D3.232 - The AhR agonist tapinarof suppresses human skin inflammation by inducing metabolic reprogramming and reducing production of mitochondrial pro-inflammatory DAMPs

The topical aryl hydrocarbon receptor (AhR) agonist tapinarof effectively treats psoriasis and atopic dermatitis, but its mechanism of action in human skin remains poorly defined.

Inflamed human skin xenografts were generated by grafting healthy skin onto NOD scid gamma (NSG) mice followed by allogeneic peripheral blood mononuclear cell (PBMC) transfer. Grafts were treated topically for 3 weeks with tapinarof or vehicle and analyzed by histology, immunostaining and bulk RNA sequencing. Mechanistic assays were performed in activated human T cells and 3D psoriatic skin constructs.

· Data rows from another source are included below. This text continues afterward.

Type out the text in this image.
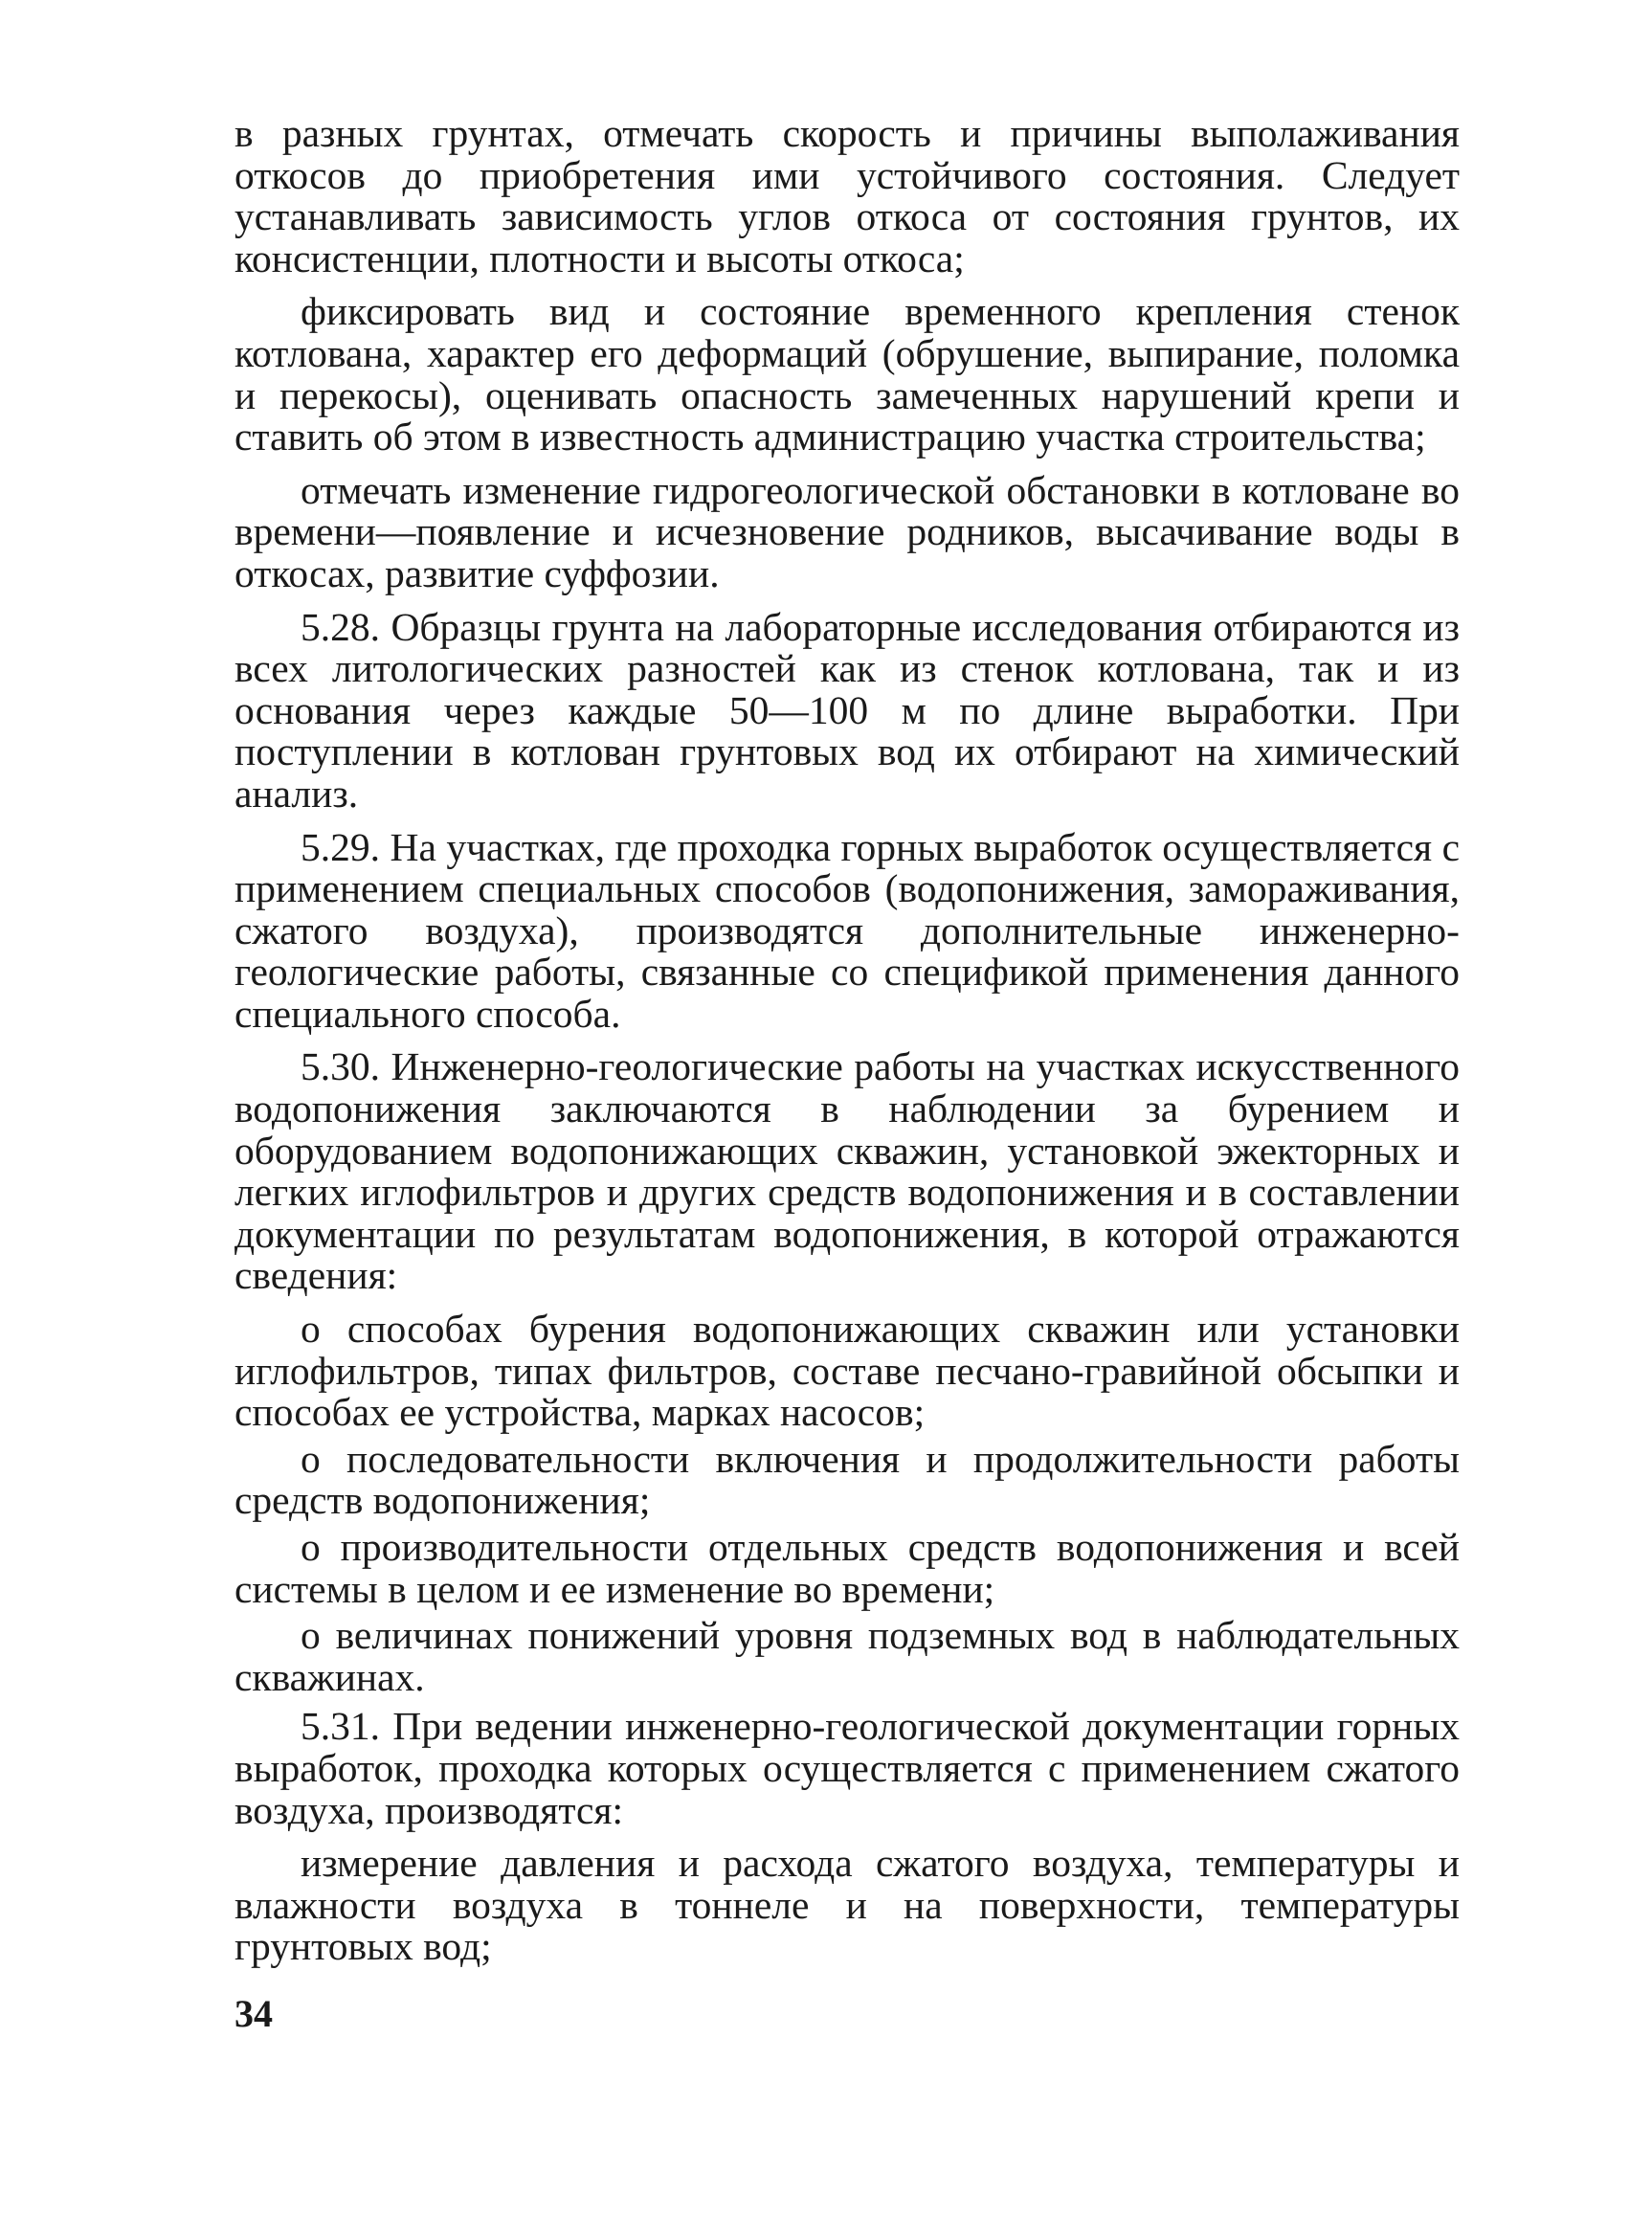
в разных грунтах, отмечать скорость и причины выполаживания откосов до приобретения ими устойчивого состояния. Следует устанавливать зависимость углов откоса от состояния грунтов, их консистенции, плотности и высоты откоса;

фиксировать вид и состояние временного крепления стенок котлована, характер его деформаций (обрушение, выпирание, поломка и перекосы), оценивать опасность замеченных нарушений крепи и ставить об этом в известность администрацию участка строительства;

отмечать изменение гидрогеологической обстановки в котловане во времени—появление и исчезновение родников, высачивание воды в откосах, развитие суффозии.

5.28. Образцы грунта на лабораторные исследования отбираются из всех литологических разностей как из стенок котлована, так и из основания через каждые 50—100 м по длине выработки. При поступлении в котлован грунтовых вод их отбирают на химический анализ.

5.29. На участках, где проходка горных выработок осуществляется с применением специальных способов (водопонижения, замораживания, сжатого воздуха), производятся дополнительные инженерно-геологические работы, связанные со спецификой применения данного специального способа.

5.30. Инженерно-геологические работы на участках искусственного водопонижения заключаются в наблюдении за бурением и оборудованием водопонижающих скважин, установкой эжекторных и легких иглофильтров и других средств водопонижения и в составлении документации по результатам водопонижения, в которой отражаются сведения:

о способах бурения водопонижающих скважин или установки иглофильтров, типах фильтров, составе песчано-гравийной обсыпки и способах ее устройства, марках насосов;

о последовательности включения и продолжительности работы средств водопонижения;

о производительности отдельных средств водопонижения и всей системы в целом и ее изменение во времени;

о величинах понижений уровня подземных вод в наблюдательных скважинах.

5.31. При ведении инженерно-геологической документации горных выработок, проходка которых осуществляется с применением сжатого воздуха, производятся:

измерение давления и расхода сжатого воздуха, температуры и влажности воздуха в тоннеле и на поверхности, температуры грунтовых вод;

34
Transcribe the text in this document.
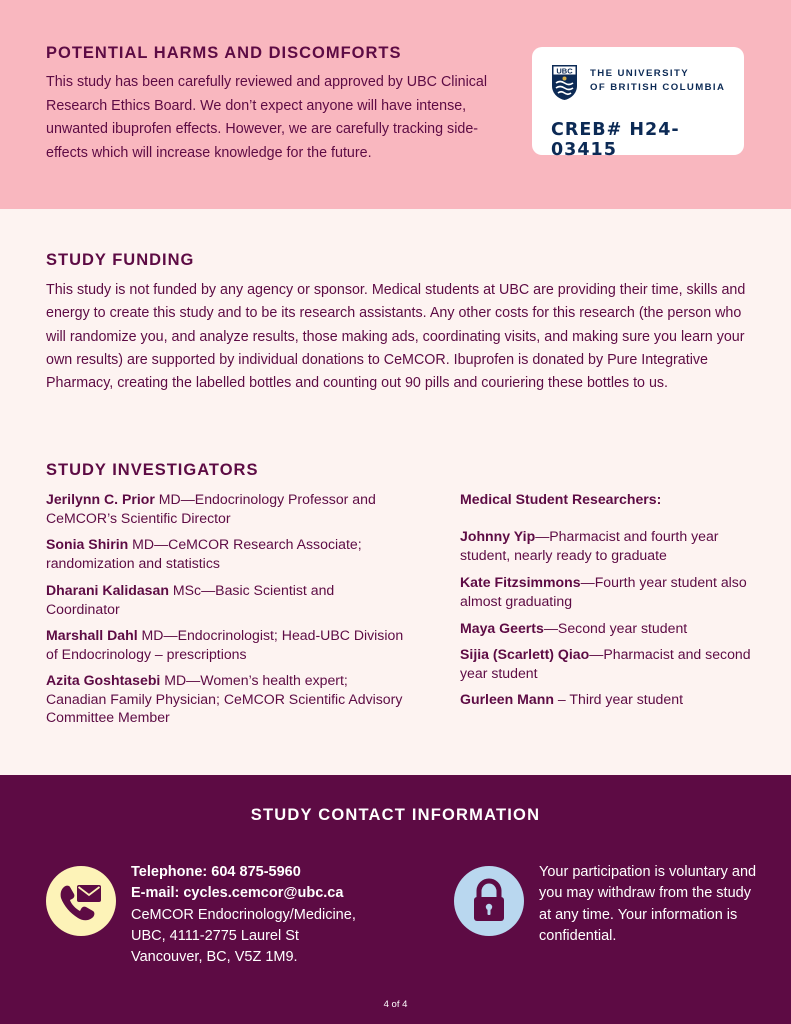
POTENTIAL HARMS AND DISCOMFORTS

This study has been carefully reviewed and approved by UBC Clinical Research Ethics Board. We don’t expect anyone will have intense, unwanted ibuprofen effects. However, we are carefully tracking side-effects which will increase knowledge for the future.

UBC THE UNIVERSITY
OF BRITISH COLUMBIA
CREB# H24-03415
STUDY FUNDING

This study is not funded by any agency or sponsor. Medical students at UBC are providing their time, skills and energy to create this study and to be its research assistants. Any other costs for this research (the person who will randomize you, and analyze results, those making ads, coordinating visits, and making sure you learn your own results) are supported by individual donations to CeMCOR. Ibuprofen is donated by Pure Integrative Pharmacy, creating the labelled bottles and counting out 90 pills and couriering these bottles to us.

STUDY INVESTIGATORS
Jerilynn C. Prior MD—Endocrinology Professor and CeMCOR’s Scientific Director
Sonia Shirin MD—CeMCOR Research Associate; randomization and statistics
Dharani Kalidasan MSc—Basic Scientist and Coordinator
Marshall Dahl MD—Endocrinologist; Head-UBC Division of Endocrinology – prescriptions
Azita Goshtasebi MD—Women’s health expert; Canadian Family Physician; CeMCOR Scientific Advisory Committee Member
Medical Student Researchers:
Johnny Yip—Pharmacist and fourth year student, nearly ready to graduate
Kate Fitzsimmons—Fourth year student also almost graduating
Maya Geerts—Second year student
Sijia (Scarlett) Qiao—Pharmacist and second year student
Gurleen Mann – Third year student
STUDY CONTACT INFORMATION
Telephone: 604 875-5960
E-mail: cycles.cemcor@ubc.ca
CeMCOR Endocrinology/Medicine,
UBC, 4111-2775 Laurel St
Vancouver, BC, V5Z 1M9.
Your participation is voluntary and you may withdraw from the study at any time. Your information is confidential.
4 of 4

Tapinarof treatment significantly reduced epidermal thickness and skin immune cell infiltration. It suppressed activation of T cells, macrophages, dendritic cells and natural killer (NK) cells. Cytosolic nucleic acid sensing and damage-associated molecular pattern (DAMP) pathways were downregulated, with reduced cGAS/STING signaling and inflammasome activation, and decreased interferon (IFN) responses and type 1, type 2 and type 17 cytokine production. In vitro, in activated human T cells, tapinarof reduced mitochondrial reactive oxygen species (ROS) production and mitochondrial DNA (mtDNA) release into the cytoplasm, thereby impairing type I IFN signaling and reducing T cell activation and proliferation. Treatment of psoriatic skin constructs led to metabolic reprogramming, including inhibition of hypoxia sensing, glycolysis, fatty-acid (FA) β-oxidation, and glutamate influx. Tapinarof-induced AhR signaling reduced HIF1α and mTOR expression in T cells, limiting glucose uptake, glycolytic capacity, and FA metabolism, while also impairing mitochondrial respiration and ATP production, inducing marked metabolic dysfunction. 

In summary, tapinarof acts at the level of the mitochondria to reduce DAMP sensing via reduced ROS production and mtDNA release, thus markedly reducing inflammatory tone, and by blocking multiple metabolic pathways, thus blocking the cells' ability to use and generate energy in the hypoxic skin microenvironment.